Step 5: Handle Existing Files
If workspace/brand/ already has files:
- Show what exists and when it was last modified
- Ask the user: "Brand files already exist. Overwrite, merge, or skip?"
- Overwrite: replace all three files with fresh research
- Merge: keep existing content, add new findings, flag conflicts
- Skip: abort brand setup, use existing files
Never silently overwrite existing brand files.
Brand Memory Integration
Reads
| File | Purpose |
|---|
| Brand's website (scraped) | Voice, positioning, product details |
| Brand's social profiles (scraped) | Authentic voice patterns, engagement style |
| Customer reviews (scraped) | Audience language, pain points, demographics |
| Competitor homepages (scraped) | Positioning gaps, differentiation |
Writes
| File | Notes |
|---|
workspace/brand/voice-profile.md | Brand voice, tone, vocabulary, example phrases. Read by /persona for script calibration. |
workspace/brand/positioning.md | Differentiation, value props, competitive landscape. Read by /persona for pain point emphasis. |
workspace/brand/audience.md | ICP, customer language, creator archetype guidance. Read by /persona for creator selection. |
Context loading (show this to the user at session start)

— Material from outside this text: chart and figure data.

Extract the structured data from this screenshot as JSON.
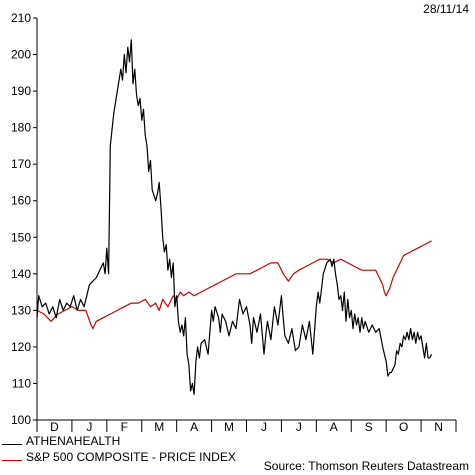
{
  "header": {
    "date": "28/11/14"
  },
  "footer": {
    "source": "Source: Thomson Reuters Datastream"
  },
  "colors": {
    "series_0": "#000000",
    "series_1": "#d00000"
  },
  "chart_data": {
    "type": "line",
    "title": "",
    "xlabel": "",
    "ylabel": "",
    "ylim": [
      100,
      210
    ],
    "yticks": [
      100,
      110,
      120,
      130,
      140,
      150,
      160,
      170,
      180,
      190,
      200,
      210
    ],
    "months": [
      "D",
      "J",
      "F",
      "M",
      "A",
      "M",
      "J",
      "J",
      "A",
      "S",
      "O",
      "N"
    ],
    "x_range": [
      0,
      12
    ],
    "grid": false,
    "legend_position": "bottom-left",
    "series": [
      {
        "name": "ATHENAHEALTH",
        "color": "#000000",
        "points": [
          [
            0.0,
            128
          ],
          [
            0.05,
            134
          ],
          [
            0.15,
            131
          ],
          [
            0.25,
            132
          ],
          [
            0.35,
            129
          ],
          [
            0.45,
            131
          ],
          [
            0.55,
            128
          ],
          [
            0.65,
            133
          ],
          [
            0.75,
            130
          ],
          [
            0.85,
            132
          ],
          [
            0.95,
            131
          ],
          [
            1.05,
            134
          ],
          [
            1.15,
            130
          ],
          [
            1.25,
            133
          ],
          [
            1.35,
            131
          ],
          [
            1.5,
            137
          ],
          [
            1.6,
            138
          ],
          [
            1.7,
            139
          ],
          [
            1.8,
            141
          ],
          [
            1.9,
            143
          ],
          [
            1.95,
            140
          ],
          [
            2.0,
            147
          ],
          [
            2.05,
            140
          ],
          [
            2.1,
            175
          ],
          [
            2.2,
            184
          ],
          [
            2.3,
            190
          ],
          [
            2.4,
            196
          ],
          [
            2.45,
            193
          ],
          [
            2.5,
            200
          ],
          [
            2.55,
            195
          ],
          [
            2.6,
            202
          ],
          [
            2.65,
            198
          ],
          [
            2.7,
            204
          ],
          [
            2.75,
            192
          ],
          [
            2.8,
            196
          ],
          [
            2.85,
            189
          ],
          [
            2.9,
            186
          ],
          [
            2.95,
            188
          ],
          [
            3.0,
            182
          ],
          [
            3.05,
            185
          ],
          [
            3.1,
            178
          ],
          [
            3.15,
            175
          ],
          [
            3.2,
            168
          ],
          [
            3.25,
            171
          ],
          [
            3.3,
            163
          ],
          [
            3.4,
            160
          ],
          [
            3.45,
            162
          ],
          [
            3.5,
            165
          ],
          [
            3.55,
            158
          ],
          [
            3.6,
            150
          ],
          [
            3.65,
            146
          ],
          [
            3.7,
            148
          ],
          [
            3.75,
            141
          ],
          [
            3.8,
            144
          ],
          [
            3.85,
            139
          ],
          [
            3.9,
            143
          ],
          [
            3.95,
            131
          ],
          [
            4.0,
            134
          ],
          [
            4.05,
            127
          ],
          [
            4.1,
            124
          ],
          [
            4.15,
            126
          ],
          [
            4.2,
            123
          ],
          [
            4.25,
            128
          ],
          [
            4.3,
            118
          ],
          [
            4.35,
            115
          ],
          [
            4.4,
            108
          ],
          [
            4.45,
            110
          ],
          [
            4.5,
            107
          ],
          [
            4.55,
            116
          ],
          [
            4.6,
            120
          ],
          [
            4.65,
            117
          ],
          [
            4.7,
            121
          ],
          [
            4.8,
            122
          ],
          [
            4.9,
            118
          ],
          [
            5.0,
            130
          ],
          [
            5.05,
            127
          ],
          [
            5.1,
            131
          ],
          [
            5.2,
            128
          ],
          [
            5.25,
            124
          ],
          [
            5.3,
            129
          ],
          [
            5.4,
            127
          ],
          [
            5.5,
            123
          ],
          [
            5.6,
            127
          ],
          [
            5.7,
            125
          ],
          [
            5.8,
            133
          ],
          [
            5.9,
            129
          ],
          [
            6.0,
            131
          ],
          [
            6.1,
            126
          ],
          [
            6.15,
            121
          ],
          [
            6.2,
            128
          ],
          [
            6.3,
            124
          ],
          [
            6.4,
            129
          ],
          [
            6.5,
            118
          ],
          [
            6.55,
            123
          ],
          [
            6.6,
            127
          ],
          [
            6.7,
            122
          ],
          [
            6.8,
            131
          ],
          [
            6.9,
            126
          ],
          [
            7.0,
            134
          ],
          [
            7.05,
            128
          ],
          [
            7.1,
            123
          ],
          [
            7.2,
            121
          ],
          [
            7.3,
            125
          ],
          [
            7.4,
            119
          ],
          [
            7.5,
            120
          ],
          [
            7.6,
            126
          ],
          [
            7.7,
            122
          ],
          [
            7.8,
            127
          ],
          [
            7.9,
            118
          ],
          [
            8.0,
            131
          ],
          [
            8.05,
            135
          ],
          [
            8.1,
            132
          ],
          [
            8.2,
            140
          ],
          [
            8.3,
            143
          ],
          [
            8.4,
            144
          ],
          [
            8.45,
            142
          ],
          [
            8.5,
            144
          ],
          [
            8.55,
            140
          ],
          [
            8.6,
            137
          ],
          [
            8.65,
            133
          ],
          [
            8.7,
            134
          ],
          [
            8.75,
            130
          ],
          [
            8.8,
            135
          ],
          [
            8.85,
            127
          ],
          [
            8.9,
            133
          ],
          [
            8.95,
            128
          ],
          [
            9.0,
            130
          ],
          [
            9.05,
            125
          ],
          [
            9.1,
            129
          ],
          [
            9.15,
            126
          ],
          [
            9.2,
            128
          ],
          [
            9.25,
            124
          ],
          [
            9.3,
            128
          ],
          [
            9.35,
            125
          ],
          [
            9.4,
            127
          ],
          [
            9.5,
            124
          ],
          [
            9.6,
            126
          ],
          [
            9.7,
            124
          ],
          [
            9.8,
            125
          ],
          [
            9.9,
            120
          ],
          [
            9.95,
            118
          ],
          [
            10.0,
            116
          ],
          [
            10.05,
            112
          ],
          [
            10.1,
            113
          ],
          [
            10.15,
            113
          ],
          [
            10.2,
            114
          ],
          [
            10.25,
            115
          ],
          [
            10.3,
            119
          ],
          [
            10.35,
            118
          ],
          [
            10.4,
            121
          ],
          [
            10.45,
            120
          ],
          [
            10.5,
            123
          ],
          [
            10.55,
            122
          ],
          [
            10.6,
            124
          ],
          [
            10.65,
            122
          ],
          [
            10.7,
            125
          ],
          [
            10.75,
            122
          ],
          [
            10.8,
            124
          ],
          [
            10.85,
            121
          ],
          [
            10.9,
            124
          ],
          [
            10.95,
            122
          ],
          [
            11.0,
            123
          ],
          [
            11.05,
            120
          ],
          [
            11.1,
            117
          ],
          [
            11.15,
            121
          ],
          [
            11.2,
            117
          ],
          [
            11.25,
            117
          ],
          [
            11.3,
            118
          ]
        ]
      },
      {
        "name": "S&P 500 COMPOSITE - PRICE INDEX",
        "color": "#d00000",
        "points": [
          [
            0.0,
            130
          ],
          [
            0.2,
            129
          ],
          [
            0.4,
            127
          ],
          [
            0.6,
            129
          ],
          [
            0.8,
            130
          ],
          [
            1.0,
            131
          ],
          [
            1.2,
            130
          ],
          [
            1.4,
            130
          ],
          [
            1.55,
            126
          ],
          [
            1.6,
            125
          ],
          [
            1.7,
            127
          ],
          [
            1.9,
            128
          ],
          [
            2.1,
            129
          ],
          [
            2.3,
            130
          ],
          [
            2.5,
            131
          ],
          [
            2.7,
            132
          ],
          [
            2.9,
            132
          ],
          [
            3.1,
            133
          ],
          [
            3.25,
            131
          ],
          [
            3.4,
            132
          ],
          [
            3.5,
            130
          ],
          [
            3.6,
            133
          ],
          [
            3.75,
            131
          ],
          [
            3.9,
            134
          ],
          [
            4.0,
            133
          ],
          [
            4.1,
            135
          ],
          [
            4.2,
            134
          ],
          [
            4.35,
            135
          ],
          [
            4.5,
            134
          ],
          [
            4.7,
            135
          ],
          [
            4.9,
            136
          ],
          [
            5.1,
            137
          ],
          [
            5.3,
            138
          ],
          [
            5.5,
            139
          ],
          [
            5.7,
            140
          ],
          [
            5.9,
            140
          ],
          [
            6.1,
            140
          ],
          [
            6.3,
            141
          ],
          [
            6.5,
            142
          ],
          [
            6.7,
            143
          ],
          [
            6.9,
            143
          ],
          [
            7.05,
            140
          ],
          [
            7.2,
            138
          ],
          [
            7.35,
            140
          ],
          [
            7.5,
            141
          ],
          [
            7.7,
            142
          ],
          [
            7.9,
            143
          ],
          [
            8.1,
            144
          ],
          [
            8.3,
            144
          ],
          [
            8.5,
            143
          ],
          [
            8.7,
            144
          ],
          [
            8.9,
            143
          ],
          [
            9.1,
            142
          ],
          [
            9.3,
            141
          ],
          [
            9.5,
            141
          ],
          [
            9.7,
            141
          ],
          [
            9.8,
            139
          ],
          [
            9.9,
            137
          ],
          [
            9.95,
            135
          ],
          [
            10.0,
            134
          ],
          [
            10.05,
            135
          ],
          [
            10.1,
            136
          ],
          [
            10.2,
            139
          ],
          [
            10.35,
            142
          ],
          [
            10.5,
            145
          ],
          [
            10.7,
            146
          ],
          [
            10.9,
            147
          ],
          [
            11.1,
            148
          ],
          [
            11.3,
            149
          ]
        ]
      }
    ]
  }
}
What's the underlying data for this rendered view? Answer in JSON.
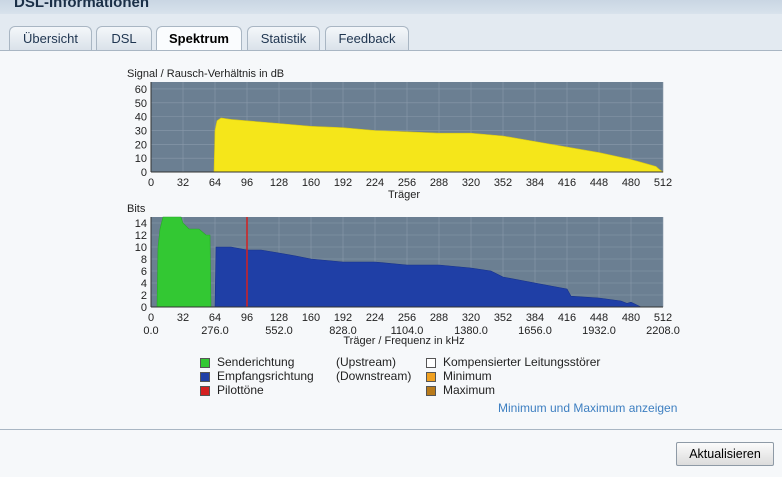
{
  "window": {
    "title": "DSL-Informationen"
  },
  "tabs": [
    {
      "label": "Übersicht",
      "active": false
    },
    {
      "label": "DSL",
      "active": false
    },
    {
      "label": "Spektrum",
      "active": true
    },
    {
      "label": "Statistik",
      "active": false
    },
    {
      "label": "Feedback",
      "active": false
    }
  ],
  "snr_chart": {
    "title": "Signal / Rausch-Verhältnis in dB",
    "xlabel": "Träger",
    "y_ticks": [
      "0",
      "10",
      "20",
      "30",
      "40",
      "50",
      "60"
    ],
    "x_ticks": [
      "0",
      "32",
      "64",
      "96",
      "128",
      "160",
      "192",
      "224",
      "256",
      "288",
      "320",
      "352",
      "384",
      "416",
      "448",
      "480",
      "512"
    ]
  },
  "bits_chart": {
    "title": "Bits",
    "xlabel": "Träger / Frequenz in kHz",
    "y_ticks": [
      "0",
      "2",
      "4",
      "6",
      "8",
      "10",
      "12",
      "14"
    ],
    "x_ticks": [
      "0",
      "32",
      "64",
      "96",
      "128",
      "160",
      "192",
      "224",
      "256",
      "288",
      "320",
      "352",
      "384",
      "416",
      "448",
      "480",
      "512"
    ],
    "freq_ticks": [
      "0.0",
      "276.0",
      "552.0",
      "828.0",
      "1104.0",
      "1380.0",
      "1656.0",
      "1932.0",
      "2208.0"
    ]
  },
  "legend": {
    "upstream_label": "Senderichtung",
    "upstream_dir": "(Upstream)",
    "downstream_label": "Empfangsrichtung",
    "downstream_dir": "(Downstream)",
    "pilot_label": "Pilottöne",
    "comp_label": "Kompensierter Leitungsstörer",
    "min_label": "Minimum",
    "max_label": "Maximum"
  },
  "colors": {
    "upstream": "#33c833",
    "downstream": "#1f3fa6",
    "pilot": "#d42020",
    "comp": "#ffffff",
    "min": "#f0a020",
    "max": "#b87a1a",
    "snr": "#f5e61a",
    "plot_bg": "#6b7f92"
  },
  "show_minmax_link": "Minimum und Maximum anzeigen",
  "refresh_button": "Aktualisieren",
  "chart_data": [
    {
      "type": "area",
      "title": "Signal / Rausch-Verhältnis in dB",
      "xlabel": "Träger",
      "ylabel": "",
      "xlim": [
        0,
        512
      ],
      "ylim": [
        0,
        65
      ],
      "series": [
        {
          "x": [
            0,
            63,
            64,
            66,
            70,
            80,
            96,
            128,
            160,
            192,
            224,
            256,
            288,
            320,
            352,
            384,
            416,
            448,
            480,
            500,
            505,
            508,
            510,
            512
          ],
          "y": [
            0,
            0,
            30,
            37,
            39,
            38,
            37,
            35,
            33,
            32,
            30,
            29,
            28,
            28,
            26,
            22,
            18,
            14,
            9,
            5,
            4,
            2,
            1,
            0
          ]
        }
      ]
    },
    {
      "type": "area",
      "title": "Bits",
      "xlabel": "Träger / Frequenz in kHz",
      "ylabel": "",
      "xlim": [
        0,
        512
      ],
      "ylim": [
        0,
        15
      ],
      "series": [
        {
          "name": "Senderichtung (Upstream)",
          "x": [
            6,
            7,
            9,
            12,
            30,
            32,
            38,
            48,
            55,
            59,
            60
          ],
          "y": [
            0,
            10,
            13,
            15,
            15,
            14,
            13,
            13,
            12,
            12,
            0
          ]
        },
        {
          "name": "Empfangsrichtung (Downstream)",
          "x": [
            64,
            65,
            80,
            96,
            110,
            128,
            145,
            160,
            192,
            224,
            256,
            288,
            320,
            340,
            352,
            384,
            400,
            416,
            420,
            448,
            470,
            476,
            480,
            485,
            490
          ],
          "y": [
            0,
            10,
            10,
            9.5,
            9.5,
            9,
            8.5,
            8,
            7.5,
            7.5,
            7,
            7,
            6.5,
            6,
            5,
            4,
            3.5,
            3,
            1.8,
            1.5,
            1,
            0.6,
            0.8,
            0.4,
            0
          ]
        },
        {
          "name": "Pilottöne",
          "x": [
            96
          ],
          "y": [
            15
          ]
        }
      ]
    }
  ]
}
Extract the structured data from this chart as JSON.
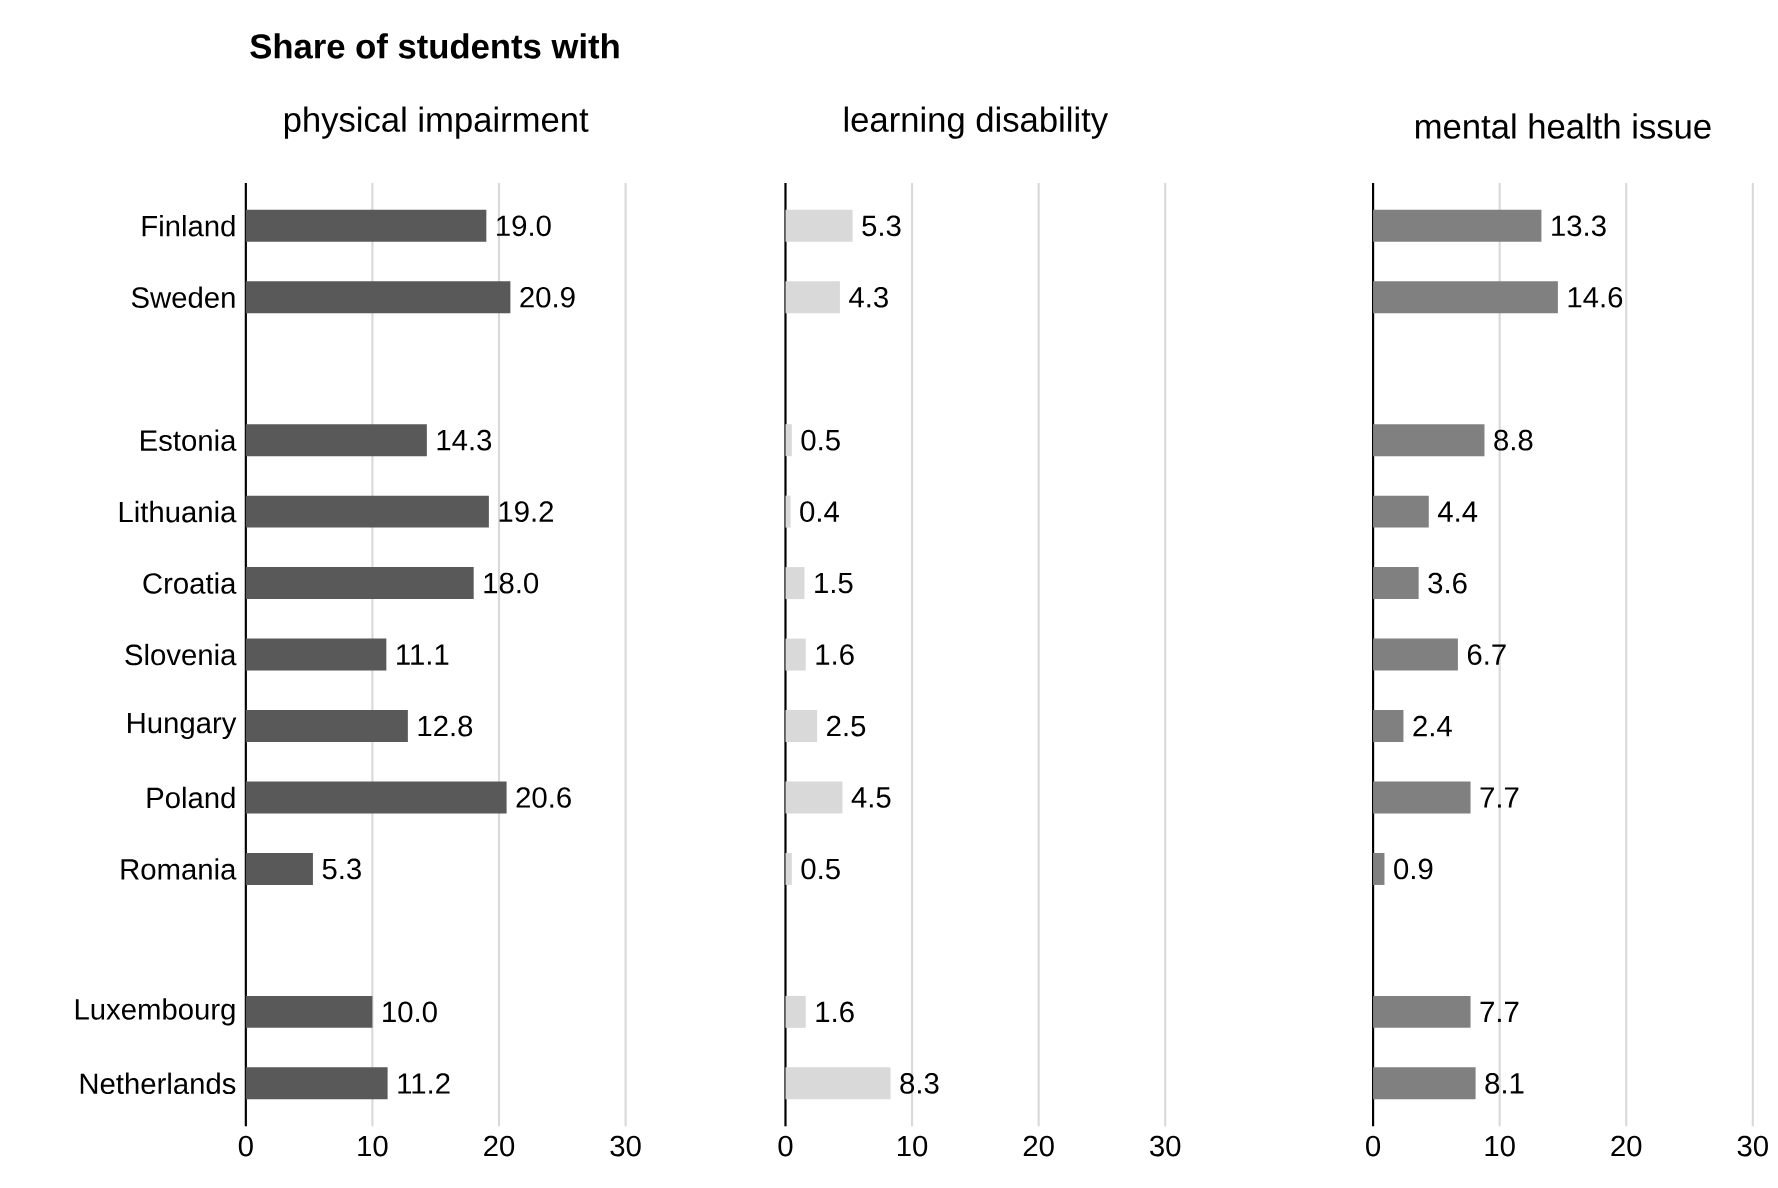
{
  "chart_data": [
    {
      "type": "bar",
      "orientation": "horizontal",
      "title": "Share of students with",
      "subtitle": "physical impairment",
      "categories": [
        "Finland",
        "Sweden",
        null,
        "Estonia",
        "Lithuania",
        "Croatia",
        "Slovenia",
        "Hungary",
        "Poland",
        "Romania",
        null,
        "Luxembourg",
        "Netherlands"
      ],
      "values": [
        19.0,
        20.9,
        null,
        14.3,
        19.2,
        18.0,
        11.1,
        12.8,
        20.6,
        5.3,
        null,
        10.0,
        11.2
      ],
      "value_labels": [
        "19.0",
        "20.9",
        null,
        "14.3",
        "19.2",
        "18.0",
        "11.1",
        "12.8",
        "20.6",
        "5.3",
        null,
        "10.0",
        "11.2"
      ],
      "color": "#595959",
      "xlim": [
        0,
        30
      ],
      "xticks": [
        0,
        10,
        20,
        30
      ],
      "grid": "x"
    },
    {
      "type": "bar",
      "orientation": "horizontal",
      "subtitle": "learning disability",
      "categories": [
        null,
        null,
        null,
        null,
        null,
        null,
        null,
        null,
        null,
        null,
        null,
        null,
        null
      ],
      "values": [
        5.3,
        4.3,
        null,
        0.5,
        0.4,
        1.5,
        1.6,
        2.5,
        4.5,
        0.5,
        null,
        1.6,
        8.3
      ],
      "value_labels": [
        "5.3",
        "4.3",
        null,
        "0.5",
        "0.4",
        "1.5",
        "1.6",
        "2.5",
        "4.5",
        "0.5",
        null,
        "1.6",
        "8.3"
      ],
      "color": "#d9d9d9",
      "xlim": [
        0,
        30
      ],
      "xticks": [
        0,
        10,
        20,
        30
      ],
      "grid": "x",
      "tick_labels": "x"
    },
    {
      "type": "bar",
      "orientation": "horizontal",
      "subtitle": "mental health issue",
      "categories": [
        null,
        null,
        null,
        null,
        null,
        null,
        null,
        null,
        null,
        null,
        null,
        null,
        null
      ],
      "values": [
        13.3,
        14.6,
        null,
        8.8,
        4.4,
        3.6,
        6.7,
        2.4,
        7.7,
        0.9,
        null,
        7.7,
        8.1
      ],
      "value_labels": [
        "13.3",
        "14.6",
        null,
        "8.8",
        "4.4",
        "3.6",
        "6.7",
        "2.4",
        "7.7",
        "0.9",
        null,
        "7.7",
        "8.1"
      ],
      "color": "#808080",
      "xlim": [
        0,
        30
      ],
      "xticks": [
        0,
        10,
        20,
        30
      ],
      "grid": "x",
      "tick_labels": "x"
    }
  ]
}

🏷️ Brand Setup for: <brand name>
Input: <brand URL>
Social: <social URLs if provided, or "will discover">
Competitors: <competitor names if provided, or "will identify from research">
Existing brand files: <none / list what exists>
Contract
Input
- Required: brand name + website URL
- Optional: social media URLs, competitor names/URLs, product category, existing brand guidelines
- Format: plain text (brand name, URLs) provided by user
- Source: user prompt
Output
- Produces: three brand context files in
workspace/brand/
- Format: structured markdown files following the schemas defined in Step 3
- Default behavior: research the brand, generate all three files, validate, and present summary
- Downstream use:
/persona (reads all three files), and indirectly every other pipeline skill
Validation
- Pre-conditions: brand name and URL are provided; workspace/ directory exists (create if not)
- Post-conditions: all three files exist in
workspace/brand/ with substantive content; pre-flight brand checks pass
- Failure checks: if scraping fails for a source, note it and proceed with available data; never generate files with only headers and no content; if research yields insufficient data, tell the user what's missing and ask for additional input
Next Step
Brand files populated → run /persona to start your first campaign.